Machine Learning-Based Prediction of Crystal Systems and Space Groups from Inorganic Materials Compositions

Structural information of materials such as the crystal systems and space groups are highly useful for analyzing their physical properties. However, the enormous composition space of materials makes experimental X-ray diffraction (XRD) or first-principle-based structure determination methods infeasible for large-scale material screening in the composition space. Herein, we propose and evaluate machine-learning algorithms for determining the structure type of materials, given only their compositions. We couple random forest (RF) and multiple layer perceptron (MLP) neural network models with three types of features: Magpie, atom vector, and one-hot encoding (atom frequency) for the crystal system and space group prediction of materials. Four types of models for predicting crystal systems and space groups are proposed, trained, and evaluated including one-versus-all binary classifiers, multiclass classifiers, polymorphism predictors, and multilabel classifiers. The synthetic minority over-sampling technique (SMOTE) is conducted to mitigate the effects of imbalanced data sets. Our results demonstrate that RF with Magpie features generally outperforms other algorithms for binary and multiclass prediction of crystal systems and space groups, while MLP with atom frequency features is the best one for structural polymorphism prediction.
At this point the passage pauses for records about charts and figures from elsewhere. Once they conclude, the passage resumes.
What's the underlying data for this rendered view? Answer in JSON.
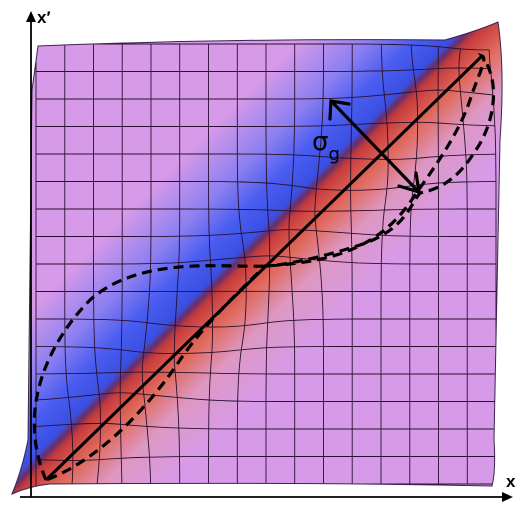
{
  "axes": {
    "x_label": "x",
    "y_label": "x′"
  },
  "annotation": {
    "symbol": "σ",
    "subscript": "g"
  },
  "colors": {
    "background": "#d79ae9",
    "blue_band": "#3a55e8",
    "red_band": "#d8504a",
    "grid": "#2a1030",
    "curve": "#000000"
  },
  "grid": {
    "cells_per_side": 16
  }
}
For multilabel prediction, MLP with atom frequency and binary relevance with Magpie models are the best for predicting crystal systems and space groups, respectively. Our analysis of the related descriptors identifies a few key contributing features for structural-type prediction such as electronegativity, covalent radius, and Mendeleev number. Our work thus paves a way for fast composition-based structural screening of inorganic materials via predicted material structural properties.